Neuropsychologische mechanismenEdit
De moderne pogingen om constructieve apraxie te begrijpen zijn verschoven van anatomische functies naar een cognitief neuropsychologische benadering. Zowel volwassenen als kinderen hebben moeite met het reproduceren van schuine lijnen. Sommigen menen dat deze tekortkomingen te wijten zijn aan planning, aangezien het gemakkelijker is om horizontale en verticale lijnen te plannen dan schuine lijnen. Onderzoek wijst uit dat zowel volwassenen als kinderen beter in staat zijn om vierkanten te tekenen dan ruiten, hoewel naarmate kinderen opgroeien tot volwassenen zij nauwkeuriger in staat zijn om ruiten weer te geven.

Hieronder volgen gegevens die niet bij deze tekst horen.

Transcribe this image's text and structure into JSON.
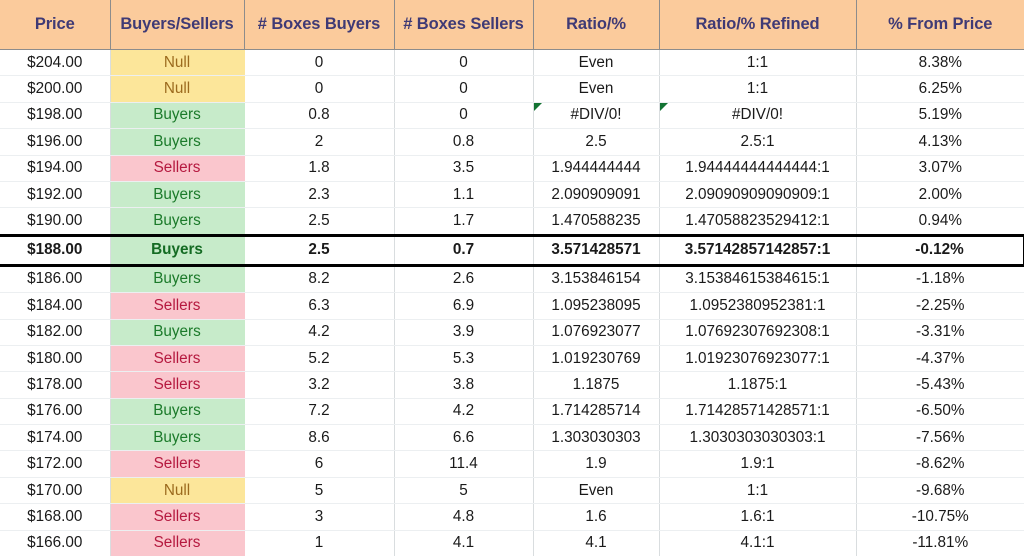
{
  "table": {
    "columns": [
      {
        "key": "price",
        "label": "Price"
      },
      {
        "key": "side",
        "label": "Buyers/Sellers"
      },
      {
        "key": "boxes_buy",
        "label": "# Boxes Buyers"
      },
      {
        "key": "boxes_sell",
        "label": "# Boxes Sellers"
      },
      {
        "key": "ratio",
        "label": "Ratio/%"
      },
      {
        "key": "ratio_ref",
        "label": "Ratio/% Refined"
      },
      {
        "key": "pct",
        "label": "% From Price"
      }
    ],
    "colors": {
      "header_bg": "#FBCB9C",
      "header_text": "#3F3A75",
      "null_bg": "#FCE69A",
      "null_text": "#9C6B1E",
      "buyers_bg": "#C7EBCA",
      "buyers_text": "#1B7A2A",
      "sellers_bg": "#FAC6CD",
      "sellers_text": "#B5193F",
      "highlight_border": "#000000",
      "error_flag": "#137333"
    },
    "rows": [
      {
        "price": "$204.00",
        "side": "Null",
        "side_kind": "null",
        "boxes_buy": "0",
        "boxes_sell": "0",
        "ratio": "Even",
        "ratio_ref": "1:1",
        "pct": "8.38%",
        "highlight": false,
        "flag": false
      },
      {
        "price": "$200.00",
        "side": "Null",
        "side_kind": "null",
        "boxes_buy": "0",
        "boxes_sell": "0",
        "ratio": "Even",
        "ratio_ref": "1:1",
        "pct": "6.25%",
        "highlight": false,
        "flag": false
      },
      {
        "price": "$198.00",
        "side": "Buyers",
        "side_kind": "buyers",
        "boxes_buy": "0.8",
        "boxes_sell": "0",
        "ratio": "#DIV/0!",
        "ratio_ref": "#DIV/0!",
        "pct": "5.19%",
        "highlight": false,
        "flag": true
      },
      {
        "price": "$196.00",
        "side": "Buyers",
        "side_kind": "buyers",
        "boxes_buy": "2",
        "boxes_sell": "0.8",
        "ratio": "2.5",
        "ratio_ref": "2.5:1",
        "pct": "4.13%",
        "highlight": false,
        "flag": false
      },
      {
        "price": "$194.00",
        "side": "Sellers",
        "side_kind": "sellers",
        "boxes_buy": "1.8",
        "boxes_sell": "3.5",
        "ratio": "1.944444444",
        "ratio_ref": "1.94444444444444:1",
        "pct": "3.07%",
        "highlight": false,
        "flag": false
      },
      {
        "price": "$192.00",
        "side": "Buyers",
        "side_kind": "buyers",
        "boxes_buy": "2.3",
        "boxes_sell": "1.1",
        "ratio": "2.090909091",
        "ratio_ref": "2.09090909090909:1",
        "pct": "2.00%",
        "highlight": false,
        "flag": false
      },
      {
        "price": "$190.00",
        "side": "Buyers",
        "side_kind": "buyers",
        "boxes_buy": "2.5",
        "boxes_sell": "1.7",
        "ratio": "1.470588235",
        "ratio_ref": "1.47058823529412:1",
        "pct": "0.94%",
        "highlight": false,
        "flag": false
      },
      {
        "price": "$188.00",
        "side": "Buyers",
        "side_kind": "buyers",
        "boxes_buy": "2.5",
        "boxes_sell": "0.7",
        "ratio": "3.571428571",
        "ratio_ref": "3.57142857142857:1",
        "pct": "-0.12%",
        "highlight": true,
        "flag": false
      },
      {
        "price": "$186.00",
        "side": "Buyers",
        "side_kind": "buyers",
        "boxes_buy": "8.2",
        "boxes_sell": "2.6",
        "ratio": "3.153846154",
        "ratio_ref": "3.15384615384615:1",
        "pct": "-1.18%",
        "highlight": false,
        "flag": false
      },
      {
        "price": "$184.00",
        "side": "Sellers",
        "side_kind": "sellers",
        "boxes_buy": "6.3",
        "boxes_sell": "6.9",
        "ratio": "1.095238095",
        "ratio_ref": "1.0952380952381:1",
        "pct": "-2.25%",
        "highlight": false,
        "flag": false
      },
      {
        "price": "$182.00",
        "side": "Buyers",
        "side_kind": "buyers",
        "boxes_buy": "4.2",
        "boxes_sell": "3.9",
        "ratio": "1.076923077",
        "ratio_ref": "1.07692307692308:1",
        "pct": "-3.31%",
        "highlight": false,
        "flag": false
      },
      {
        "price": "$180.00",
        "side": "Sellers",
        "side_kind": "sellers",
        "boxes_buy": "5.2",
        "boxes_sell": "5.3",
        "ratio": "1.019230769",
        "ratio_ref": "1.01923076923077:1",
        "pct": "-4.37%",
        "highlight": false,
        "flag": false
      },
      {
        "price": "$178.00",
        "side": "Sellers",
        "side_kind": "sellers",
        "boxes_buy": "3.2",
        "boxes_sell": "3.8",
        "ratio": "1.1875",
        "ratio_ref": "1.1875:1",
        "pct": "-5.43%",
        "highlight": false,
        "flag": false
      },
      {
        "price": "$176.00",
        "side": "Buyers",
        "side_kind": "buyers",
        "boxes_buy": "7.2",
        "boxes_sell": "4.2",
        "ratio": "1.714285714",
        "ratio_ref": "1.71428571428571:1",
        "pct": "-6.50%",
        "highlight": false,
        "flag": false
      },
      {
        "price": "$174.00",
        "side": "Buyers",
        "side_kind": "buyers",
        "boxes_buy": "8.6",
        "boxes_sell": "6.6",
        "ratio": "1.303030303",
        "ratio_ref": "1.3030303030303:1",
        "pct": "-7.56%",
        "highlight": false,
        "flag": false
      },
      {
        "price": "$172.00",
        "side": "Sellers",
        "side_kind": "sellers",
        "boxes_buy": "6",
        "boxes_sell": "11.4",
        "ratio": "1.9",
        "ratio_ref": "1.9:1",
        "pct": "-8.62%",
        "highlight": false,
        "flag": false
      },
      {
        "price": "$170.00",
        "side": "Null",
        "side_kind": "null",
        "boxes_buy": "5",
        "boxes_sell": "5",
        "ratio": "Even",
        "ratio_ref": "1:1",
        "pct": "-9.68%",
        "highlight": false,
        "flag": false
      },
      {
        "price": "$168.00",
        "side": "Sellers",
        "side_kind": "sellers",
        "boxes_buy": "3",
        "boxes_sell": "4.8",
        "ratio": "1.6",
        "ratio_ref": "1.6:1",
        "pct": "-10.75%",
        "highlight": false,
        "flag": false
      },
      {
        "price": "$166.00",
        "side": "Sellers",
        "side_kind": "sellers",
        "boxes_buy": "1",
        "boxes_sell": "4.1",
        "ratio": "4.1",
        "ratio_ref": "4.1:1",
        "pct": "-11.81%",
        "highlight": false,
        "flag": false
      }
    ]
  }
}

Eén studie toonde aan dat constructieve apraxie patiënten significant minder accuraat waren dan de controle patiënten in het produceren van hoeken met verticale en horizontale oriëntaties. In deze studie tekenden patiënten met constructieve apraxie patronen die gewoonlijk worden aangetroffen bij kinderen van 8 jaar en jonger. Gregory stelt dat ontogenetisch en fylogenetisch vroegere gedragskenmerken in de hersenen aanwezig zijn, maar geremd worden. Wanneer deze remmende mechanismen gecompromitteerd raken, dan komen de kinderlijke gedragspatronen weer naar boven. Volgens deze theorie hebben de remmende mechanismen bij patiënten met constructieve apraxie gefaald, waardoor zij tekenen als jonge kinderen die moeite hebben met het tekenen van schuine lijnen.